Sustentado o mundo no pilar de Deus, Descartes irá tratar das coisas físicas. A questão que o ocupa é a de saber qual é a natureza das coisas físicas. Para isso, sujeita à nossa consideração o seguinte exemplo. Temos um pedaço de cera com uma certa forma, tamanho, cor, perfume; através dos sentidos, temos experiência destas propriedades; mas se o aproximares do fogo, estas propriedades alteram-se, embora o pedaço de cera seja o mesmo. Logo, estas propriedades não pertencem à natureza ou essência da cera. Isto quer dizer que a experiência não me permite captar a essência da cera e o mesmo sucede com qualquer outra coisa física. Deste modo, só o raciocínio descobre a essência da cera; assim, a cera muda de forma, tamanho, cor, perfume e o mesmo se dirá de qualquer outra propriedade de que temos experiência através dos sentidos; mas se deixar de ser uma coisa extensa no espaço deixará de ser o que é. Logo, a extensão pertence à sua essência e à de qualquer outra coisa física.

Questões de revisão
5. Por que razão Deus é conhecido a priori?
6. As propriedades essenciais dos objectos da experiência podem ser conhecidos por intermédio dos sentidos?

Conclusão
O que somos e o que temos perante nós e como o conhecemos?
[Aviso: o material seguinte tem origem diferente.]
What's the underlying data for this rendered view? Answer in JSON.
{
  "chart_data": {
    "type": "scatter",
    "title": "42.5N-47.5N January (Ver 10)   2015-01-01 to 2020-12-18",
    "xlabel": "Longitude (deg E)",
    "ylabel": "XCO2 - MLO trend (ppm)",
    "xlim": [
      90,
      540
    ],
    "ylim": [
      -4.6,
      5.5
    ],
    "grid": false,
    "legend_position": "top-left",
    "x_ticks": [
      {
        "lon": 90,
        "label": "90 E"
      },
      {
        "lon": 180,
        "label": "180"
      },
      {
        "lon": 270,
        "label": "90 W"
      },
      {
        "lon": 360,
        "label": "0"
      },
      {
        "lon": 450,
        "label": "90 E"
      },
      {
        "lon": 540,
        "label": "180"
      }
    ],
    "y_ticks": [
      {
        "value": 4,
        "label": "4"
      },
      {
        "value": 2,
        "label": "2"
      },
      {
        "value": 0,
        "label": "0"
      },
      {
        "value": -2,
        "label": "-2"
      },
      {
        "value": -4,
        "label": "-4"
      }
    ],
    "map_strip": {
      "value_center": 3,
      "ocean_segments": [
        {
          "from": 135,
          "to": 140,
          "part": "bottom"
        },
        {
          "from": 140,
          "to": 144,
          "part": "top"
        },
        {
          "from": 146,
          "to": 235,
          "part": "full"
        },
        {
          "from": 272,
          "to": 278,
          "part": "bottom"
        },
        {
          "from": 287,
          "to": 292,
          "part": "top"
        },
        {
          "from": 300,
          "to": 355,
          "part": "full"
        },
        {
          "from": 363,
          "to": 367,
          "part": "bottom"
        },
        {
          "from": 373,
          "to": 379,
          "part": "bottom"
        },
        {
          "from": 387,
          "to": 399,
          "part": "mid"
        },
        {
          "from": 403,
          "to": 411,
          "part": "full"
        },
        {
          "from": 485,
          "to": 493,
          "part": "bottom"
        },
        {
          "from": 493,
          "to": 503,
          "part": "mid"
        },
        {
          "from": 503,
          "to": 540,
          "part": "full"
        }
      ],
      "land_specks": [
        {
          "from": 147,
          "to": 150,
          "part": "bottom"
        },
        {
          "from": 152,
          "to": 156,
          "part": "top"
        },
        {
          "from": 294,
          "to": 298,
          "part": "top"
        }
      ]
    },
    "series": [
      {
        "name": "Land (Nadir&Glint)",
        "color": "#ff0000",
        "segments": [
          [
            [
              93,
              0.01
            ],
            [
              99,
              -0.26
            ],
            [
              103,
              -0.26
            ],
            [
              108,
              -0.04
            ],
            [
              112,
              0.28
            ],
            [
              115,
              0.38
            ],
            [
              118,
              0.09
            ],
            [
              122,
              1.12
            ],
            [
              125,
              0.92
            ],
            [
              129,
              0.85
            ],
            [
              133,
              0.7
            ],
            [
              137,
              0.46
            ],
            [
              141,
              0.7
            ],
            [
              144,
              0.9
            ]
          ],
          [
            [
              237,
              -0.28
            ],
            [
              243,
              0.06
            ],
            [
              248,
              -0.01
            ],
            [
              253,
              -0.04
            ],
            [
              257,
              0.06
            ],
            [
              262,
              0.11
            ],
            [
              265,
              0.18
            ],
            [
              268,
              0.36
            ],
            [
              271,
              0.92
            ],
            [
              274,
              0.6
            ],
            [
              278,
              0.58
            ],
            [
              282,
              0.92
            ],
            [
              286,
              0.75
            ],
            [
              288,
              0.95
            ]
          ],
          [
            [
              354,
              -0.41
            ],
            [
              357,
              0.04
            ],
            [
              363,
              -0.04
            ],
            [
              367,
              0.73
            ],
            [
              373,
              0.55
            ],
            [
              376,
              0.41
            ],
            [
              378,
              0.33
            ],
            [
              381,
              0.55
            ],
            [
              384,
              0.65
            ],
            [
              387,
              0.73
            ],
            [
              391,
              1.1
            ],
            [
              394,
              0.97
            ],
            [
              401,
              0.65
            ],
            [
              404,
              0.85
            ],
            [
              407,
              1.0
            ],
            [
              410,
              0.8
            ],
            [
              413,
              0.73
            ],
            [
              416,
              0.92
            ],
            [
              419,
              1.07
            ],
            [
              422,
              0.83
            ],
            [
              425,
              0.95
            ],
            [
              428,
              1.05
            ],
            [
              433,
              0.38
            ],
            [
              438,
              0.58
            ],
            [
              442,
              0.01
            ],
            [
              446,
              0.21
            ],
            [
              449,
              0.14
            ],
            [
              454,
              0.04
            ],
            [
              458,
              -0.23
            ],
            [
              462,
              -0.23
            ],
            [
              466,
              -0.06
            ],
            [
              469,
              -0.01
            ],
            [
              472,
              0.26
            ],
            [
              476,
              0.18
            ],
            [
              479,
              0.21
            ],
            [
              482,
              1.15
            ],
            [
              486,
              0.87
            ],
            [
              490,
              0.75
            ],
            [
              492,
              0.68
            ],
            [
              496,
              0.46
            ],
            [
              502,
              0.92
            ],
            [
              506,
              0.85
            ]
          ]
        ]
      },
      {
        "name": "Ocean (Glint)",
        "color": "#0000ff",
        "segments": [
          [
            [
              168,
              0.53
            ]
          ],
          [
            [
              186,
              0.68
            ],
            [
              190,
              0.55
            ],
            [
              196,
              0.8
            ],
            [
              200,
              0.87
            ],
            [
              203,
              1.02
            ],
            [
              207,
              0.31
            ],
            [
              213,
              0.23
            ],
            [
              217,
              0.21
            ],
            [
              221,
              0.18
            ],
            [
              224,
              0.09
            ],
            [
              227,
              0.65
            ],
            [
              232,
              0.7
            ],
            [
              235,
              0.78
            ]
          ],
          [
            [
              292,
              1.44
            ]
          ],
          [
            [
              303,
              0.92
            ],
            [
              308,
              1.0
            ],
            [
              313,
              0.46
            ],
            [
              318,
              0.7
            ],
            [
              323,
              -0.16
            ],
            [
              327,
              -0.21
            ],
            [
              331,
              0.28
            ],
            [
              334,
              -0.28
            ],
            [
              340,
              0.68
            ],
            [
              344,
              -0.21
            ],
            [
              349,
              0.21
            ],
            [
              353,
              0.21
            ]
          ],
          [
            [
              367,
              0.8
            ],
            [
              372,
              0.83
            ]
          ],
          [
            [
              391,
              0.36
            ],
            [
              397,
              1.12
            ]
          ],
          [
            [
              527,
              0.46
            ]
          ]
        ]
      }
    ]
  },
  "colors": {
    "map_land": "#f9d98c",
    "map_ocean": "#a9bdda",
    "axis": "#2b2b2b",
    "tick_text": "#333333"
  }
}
Temos um eu pensante que funciona sobretudo de maneira dedutiva, um mundo cuja essência é extensão e um Deus que é a garantia do bom uso das nossas capacidades racionais. Nas suas propriedades essenciais, o eu e o mundo são conhecidos a priori. 

Questões de discussão
7. Descartes estabelece a existência de Deus para justificar a confiança nas nossas capacidades racionais; mas, por sua vez, as nossas capacidades racionais justificam a existência de Deus. Este argumento é questionável? Porquê?
8. Discute a seguinte afirmação: "Se Descartes levasse consistentemente a dúvida filosófica até ao fim, a própria noção de dúvida seria suspensa e o seu pensamento ficaria paralisado."